Chapter 1 

Notation of Knots and Links

 

1.1  Basic graph theory

A graph G consists of a set V(G) of vertices and a set E(G) of edges, such that each edge is incident with two (not necessarily distinct) vertices. The edge is then said to join these two vertices, which are called the endpoints of the edge, and are said to be adjacent. Two edges are adjacent if they have a common endpoint. An edge which joins a vertex to itself is called a loop, while k edges which join the same pair of vertices are called k-multiple edges, and the corresponding graph is called a multigraph. If a multigraph contains only single and 2-multiple (or double) edges, it is called a 2-graph. A graph without multiple edges and loops is called a simple graph. A graph without loops is called a proper, or reduced graph.

If we distinguish the endpoints of edges, treating them as ordered pairs of vertices, we obtain oriented graphs (or digraphs).

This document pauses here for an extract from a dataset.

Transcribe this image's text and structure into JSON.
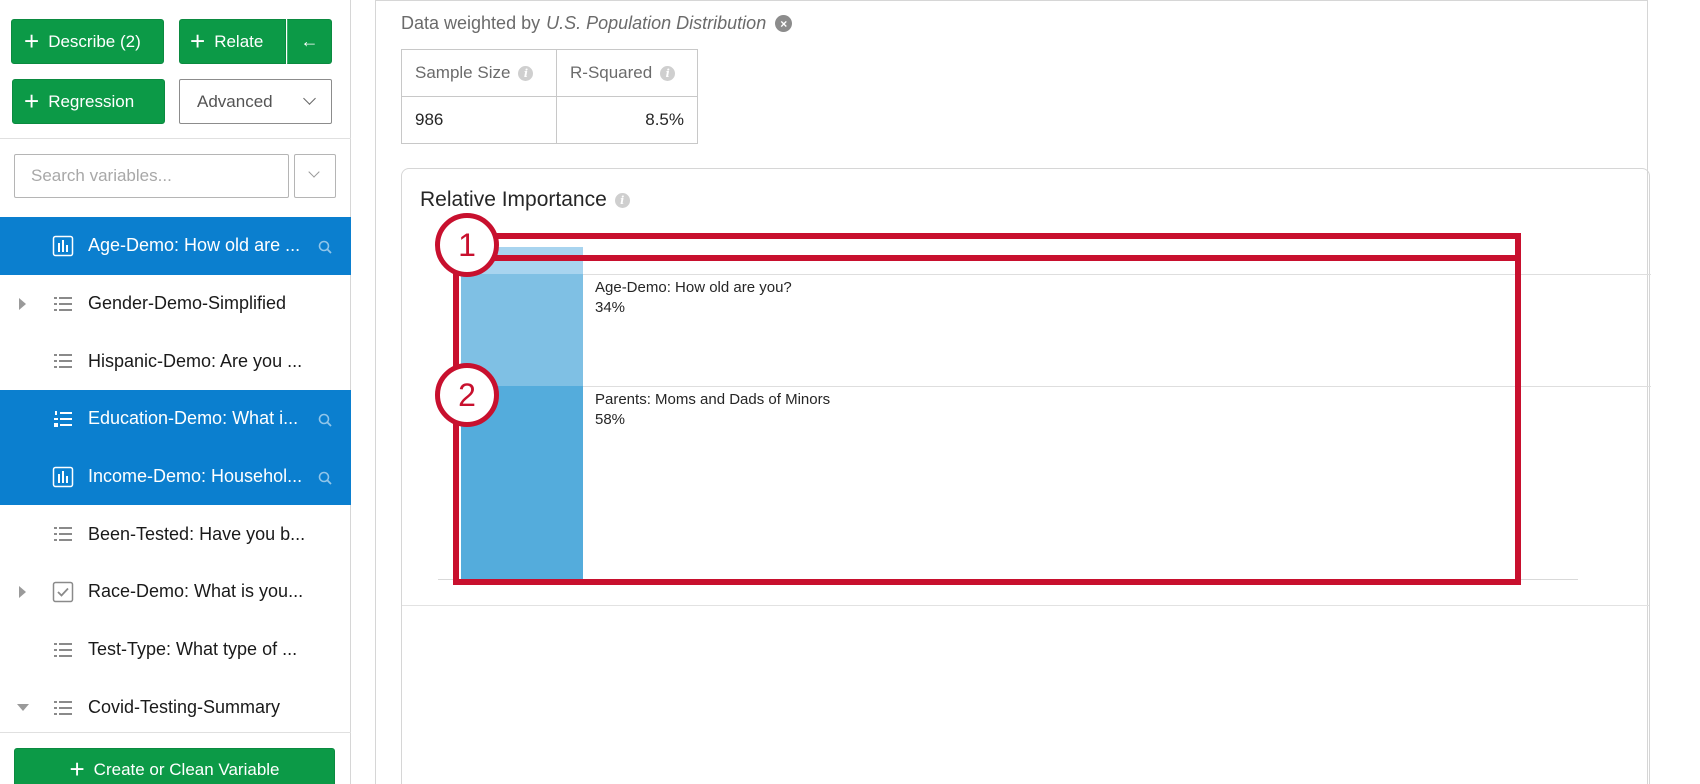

A graph is usually drawn with enlarged (labelled) dots for the vertices, and straight lines (or sometimes curves) for edges in such a way that a vertex and an edge are incident iff they meet in the diagram. The actual placement of points in the diagram, and whether the lines representing edges are straight, curved or have to cross one another in any point other then vertex, is irrelevant.

The valence (or degree) of a vertex is the number of edges which are incident to it. (In a graph with loops, we usually count a loop-edge twice). The valence of a vertex v will be denoted d(v).

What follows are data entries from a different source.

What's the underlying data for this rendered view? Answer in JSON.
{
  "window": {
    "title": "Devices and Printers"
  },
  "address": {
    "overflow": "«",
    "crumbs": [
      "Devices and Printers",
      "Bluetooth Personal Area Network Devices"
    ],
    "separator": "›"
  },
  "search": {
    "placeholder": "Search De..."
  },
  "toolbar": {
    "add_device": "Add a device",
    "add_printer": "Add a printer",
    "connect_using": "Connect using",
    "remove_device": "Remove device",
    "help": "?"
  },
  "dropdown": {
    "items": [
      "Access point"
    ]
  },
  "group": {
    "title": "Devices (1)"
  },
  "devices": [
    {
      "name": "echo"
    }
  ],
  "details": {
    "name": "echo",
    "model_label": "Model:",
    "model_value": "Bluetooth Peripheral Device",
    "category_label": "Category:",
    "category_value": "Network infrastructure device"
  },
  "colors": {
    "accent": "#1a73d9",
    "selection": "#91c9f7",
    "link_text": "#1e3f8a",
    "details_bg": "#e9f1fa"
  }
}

A vertex of a graph G is single or isolated if its valence is 0. Usually, a non-oriented graph without isolated vertices will be given by the list of unordered pairs representing edges. In the case of digraphs, ordered pairs will represent oriented edges. A graph can also be given by its adjacency matrix: a list where in every part the first datum is a vertex followed by the sequence of vertices adjacent to it, where the order of adjacent vertices is irrelevant.

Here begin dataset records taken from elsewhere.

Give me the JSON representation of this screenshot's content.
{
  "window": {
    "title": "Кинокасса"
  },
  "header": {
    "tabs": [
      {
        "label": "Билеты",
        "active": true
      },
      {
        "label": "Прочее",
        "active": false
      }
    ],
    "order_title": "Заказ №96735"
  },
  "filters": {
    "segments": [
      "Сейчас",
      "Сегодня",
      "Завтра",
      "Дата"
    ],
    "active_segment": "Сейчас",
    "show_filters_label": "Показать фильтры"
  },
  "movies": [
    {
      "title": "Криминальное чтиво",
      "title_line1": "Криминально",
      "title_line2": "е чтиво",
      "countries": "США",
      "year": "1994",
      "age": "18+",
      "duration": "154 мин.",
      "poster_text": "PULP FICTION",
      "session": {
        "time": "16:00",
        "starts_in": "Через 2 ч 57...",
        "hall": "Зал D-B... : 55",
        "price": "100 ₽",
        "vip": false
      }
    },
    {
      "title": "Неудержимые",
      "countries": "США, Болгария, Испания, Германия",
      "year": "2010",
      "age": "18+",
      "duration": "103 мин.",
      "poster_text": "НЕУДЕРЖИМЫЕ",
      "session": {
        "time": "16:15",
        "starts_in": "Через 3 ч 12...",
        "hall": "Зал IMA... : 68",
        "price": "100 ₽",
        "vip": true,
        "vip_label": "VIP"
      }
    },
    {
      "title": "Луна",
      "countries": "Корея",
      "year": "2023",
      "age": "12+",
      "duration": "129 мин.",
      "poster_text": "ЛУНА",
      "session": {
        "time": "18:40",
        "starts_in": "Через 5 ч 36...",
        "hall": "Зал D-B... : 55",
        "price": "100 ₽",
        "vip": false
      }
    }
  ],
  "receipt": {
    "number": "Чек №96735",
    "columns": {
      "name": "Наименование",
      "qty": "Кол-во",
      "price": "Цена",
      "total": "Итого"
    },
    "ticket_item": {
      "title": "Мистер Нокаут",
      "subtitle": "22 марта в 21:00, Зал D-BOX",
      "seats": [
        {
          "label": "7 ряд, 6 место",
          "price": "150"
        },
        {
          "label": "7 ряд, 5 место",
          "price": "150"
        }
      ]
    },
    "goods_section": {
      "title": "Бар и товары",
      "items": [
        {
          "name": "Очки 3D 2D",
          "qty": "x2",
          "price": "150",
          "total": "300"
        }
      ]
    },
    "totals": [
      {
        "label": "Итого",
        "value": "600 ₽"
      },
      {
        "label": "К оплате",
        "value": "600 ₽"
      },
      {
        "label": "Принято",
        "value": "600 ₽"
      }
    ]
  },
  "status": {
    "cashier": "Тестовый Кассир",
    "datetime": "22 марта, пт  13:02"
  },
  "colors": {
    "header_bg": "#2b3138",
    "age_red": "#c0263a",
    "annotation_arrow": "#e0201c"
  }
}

A graph in which all vertices are k-valent will be called a k-valent graph (or k-regular graph). A graph containing only 3- and 4-valent vertices is called (3,4)-valent graph. In considering shadows and projections of KLs, 4-valent graphs will play the main role.

Among the graphs corresponding to the five Platonic regular polyhedra, the tetrahedron, cube and dodecahedron graphs are 3-valent, the octahedron graph is 4-valent, and the icosahedron graph is 5-valent.